Ensco cuts 14% of onshore jobs


LONDON, September 9, 2015 – UK producer Ensco will cut its onshore workforce by 14 percent due to a downturn in the crude market, the company announced on Tuesday. Ensco declined to say exactly how many onshore support jobs would be cut as part of the cost-saving measures, but it represents an increase from the company’s last labour cut of 9 percent.

The new round of layoffs should save Ensco $30 million annually. Combined with previous cuts, the company is set to save a total of $57 million per year. The company had announced second-quarter profits this year of $386 million, representing a year-on-year gain. In addition to cutting its onshore workforce, Ensco reduced costs in a number of areas by consolidating five business centres worldwide into three as well as cold-stacking or selling off extra rigs.


Ensco’s drillship DS-8 is due to start a contract in Angola with Total in mid-November and should bring its fleet utilisation rate in the third quarter to 60 percent.

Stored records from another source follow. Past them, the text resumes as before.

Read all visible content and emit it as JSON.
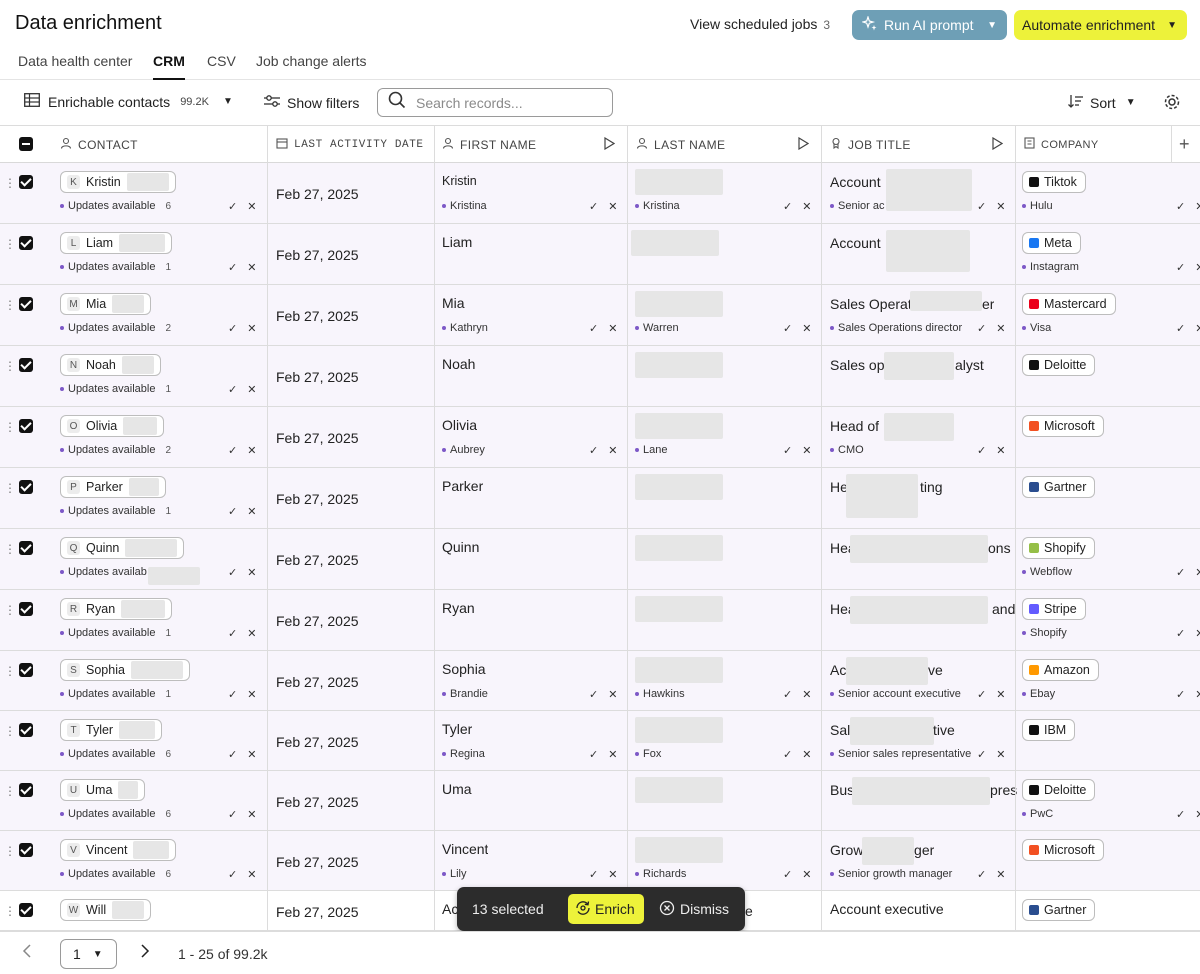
{
  "header": {
    "title": "Data enrichment",
    "scheduled_label": "View scheduled jobs",
    "scheduled_count": "3",
    "ai_button": "Run AI prompt",
    "automate_button": "Automate enrichment"
  },
  "tabs": [
    "Data health center",
    "CRM",
    "CSV",
    "Job change alerts"
  ],
  "toolbar": {
    "view_label": "Enrichable contacts",
    "view_count": "99.2K",
    "filters_label": "Show filters",
    "search_placeholder": "Search records...",
    "sort_label": "Sort"
  },
  "columns": [
    "CONTACT",
    "LAST ACTIVITY DATE",
    "FIRST NAME",
    "LAST NAME",
    "JOB TITLE",
    "COMPANY"
  ],
  "rows": [
    {
      "initial": "K",
      "name": "Kristin",
      "updates": "Updates available",
      "count": "6",
      "date": "Feb 27, 2025",
      "first": "Kristin",
      "first_sub": "Kristina",
      "last": "",
      "last_sub": "Kristina",
      "job": "Account",
      "job_sub": "Senior ac",
      "company": "Tiktok",
      "company_sub": "Hulu"
    },
    {
      "initial": "L",
      "name": "Liam",
      "updates": "Updates available",
      "count": "1",
      "date": "Feb 27, 2025",
      "first": "Liam",
      "first_sub": "",
      "last": "",
      "last_sub": "",
      "job": "Account",
      "job_sub": "",
      "company": "Meta",
      "company_sub": "Instagram"
    },
    {
      "initial": "M",
      "name": "Mia",
      "updates": "Updates available",
      "count": "2",
      "date": "Feb 27, 2025",
      "first": "Mia",
      "first_sub": "Kathryn",
      "last": "",
      "last_sub": "Warren",
      "job": "Sales Operat",
      "job_tail": "er",
      "job_sub": "Sales Operations director",
      "company": "Mastercard",
      "company_sub": "Visa"
    },
    {
      "initial": "N",
      "name": "Noah",
      "updates": "Updates available",
      "count": "1",
      "date": "Feb 27, 2025",
      "first": "Noah",
      "first_sub": "",
      "last": "",
      "last_sub": "",
      "job": "Sales op",
      "job_tail": "alyst",
      "job_sub": "",
      "company": "Deloitte",
      "company_sub": ""
    },
    {
      "initial": "O",
      "name": "Olivia",
      "updates": "Updates available",
      "count": "2",
      "date": "Feb 27, 2025",
      "first": "Olivia",
      "first_sub": "Aubrey",
      "last": "",
      "last_sub": "Lane",
      "job": "Head of",
      "job_sub": "CMO",
      "company": "Microsoft",
      "company_sub": ""
    },
    {
      "initial": "P",
      "name": "Parker",
      "updates": "Updates available",
      "count": "1",
      "date": "Feb 27, 2025",
      "first": "Parker",
      "first_sub": "",
      "last": "",
      "last_sub": "",
      "job": "He",
      "job_tail": "ting",
      "job_sub": "",
      "company": "Gartner",
      "company_sub": ""
    },
    {
      "initial": "Q",
      "name": "Quinn",
      "updates": "Updates availab",
      "count": "",
      "date": "Feb 27, 2025",
      "first": "Quinn",
      "first_sub": "",
      "last": "",
      "last_sub": "",
      "job": "Hea",
      "job_tail": "ons",
      "job_sub": "",
      "company": "Shopify",
      "company_sub": "Webflow"
    },
    {
      "initial": "R",
      "name": "Ryan",
      "updates": "Updates available",
      "count": "1",
      "date": "Feb 27, 2025",
      "first": "Ryan",
      "first_sub": "",
      "last": "",
      "last_sub": "",
      "job": "Hea",
      "job_tail": "and",
      "job_sub": "",
      "company": "Stripe",
      "company_sub": "Shopify"
    },
    {
      "initial": "S",
      "name": "Sophia",
      "updates": "Updates available",
      "count": "1",
      "date": "Feb 27, 2025",
      "first": "Sophia",
      "first_sub": "Brandie",
      "last": "",
      "last_sub": "Hawkins",
      "job": "Ac",
      "job_tail": "ve",
      "job_sub": "Senior account executive",
      "company": "Amazon",
      "company_sub": "Ebay"
    },
    {
      "initial": "T",
      "name": "Tyler",
      "updates": "Updates available",
      "count": "6",
      "date": "Feb 27, 2025",
      "first": "Tyler",
      "first_sub": "Regina",
      "last": "",
      "last_sub": "Fox",
      "job": "Sale",
      "job_tail": "tive",
      "job_sub": "Senior sales representative",
      "company": "IBM",
      "company_sub": ""
    },
    {
      "initial": "U",
      "name": "Uma",
      "updates": "Updates available",
      "count": "6",
      "date": "Feb 27, 2025",
      "first": "Uma",
      "first_sub": "",
      "last": "",
      "last_sub": "",
      "job": "Bus",
      "job_tail": "pres",
      "job_sub": "",
      "company": "Deloitte",
      "company_sub": "PwC"
    },
    {
      "initial": "V",
      "name": "Vincent",
      "updates": "Updates available",
      "count": "6",
      "date": "Feb 27, 2025",
      "first": "Vincent",
      "first_sub": "Lily",
      "last": "",
      "last_sub": "Richards",
      "job": "Growth Manager",
      "job_sub": "Senior growth manager",
      "company": "Microsoft",
      "company_sub": ""
    },
    {
      "initial": "W",
      "name": "Will",
      "updates": "",
      "count": "",
      "date": "Feb 27, 2025",
      "first": "Ac",
      "first_sub": "",
      "last": "",
      "last_sub": "",
      "job": "Account executive",
      "job_sub": "",
      "company": "Gartner",
      "company_sub": ""
    }
  ],
  "selection": {
    "count_label": "13 selected",
    "enrich": "Enrich",
    "dismiss": "Dismiss",
    "last_name_tail": "e"
  },
  "pagination": {
    "page": "1",
    "range": "1 - 25 of 99.2k"
  },
  "colors": {
    "ai_button": "#6e9fb6",
    "accent_yellow": "#edf23a",
    "row_highlight": "#f8f5fc",
    "update_dot": "#7d58c7"
  },
  "company_logos": {
    "Tiktok": {
      "icon": "tiktok-logo",
      "color": "#111111"
    },
    "Meta": {
      "icon": "meta-logo",
      "color": "#1877f2"
    },
    "Mastercard": {
      "icon": "mastercard-logo",
      "color": "#eb001b"
    },
    "Deloitte": {
      "icon": "deloitte-logo",
      "color": "#111111"
    },
    "Microsoft": {
      "icon": "microsoft-logo",
      "color": "#f25022"
    },
    "Gartner": {
      "icon": "gartner-logo",
      "color": "#2a4d8f"
    },
    "Shopify": {
      "icon": "shopify-logo",
      "color": "#95bf47"
    },
    "Stripe": {
      "icon": "stripe-logo",
      "color": "#635bff"
    },
    "Amazon": {
      "icon": "amazon-logo",
      "color": "#ff9900"
    },
    "IBM": {
      "icon": "ibm-logo",
      "color": "#111111"
    }
  }
}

The company estimates drilling expenses in the third quarter of about $450 million.

Ensco’s cuts to its workforce are in line with an industry trend. Multinationals such as Shell and ConocoPhillips have cut up to 10 percent of their global workforce. Global energy consulting firm Graves & Co estimated in July that 50,000 workers had lost their jobs in the oil industry the previous three months.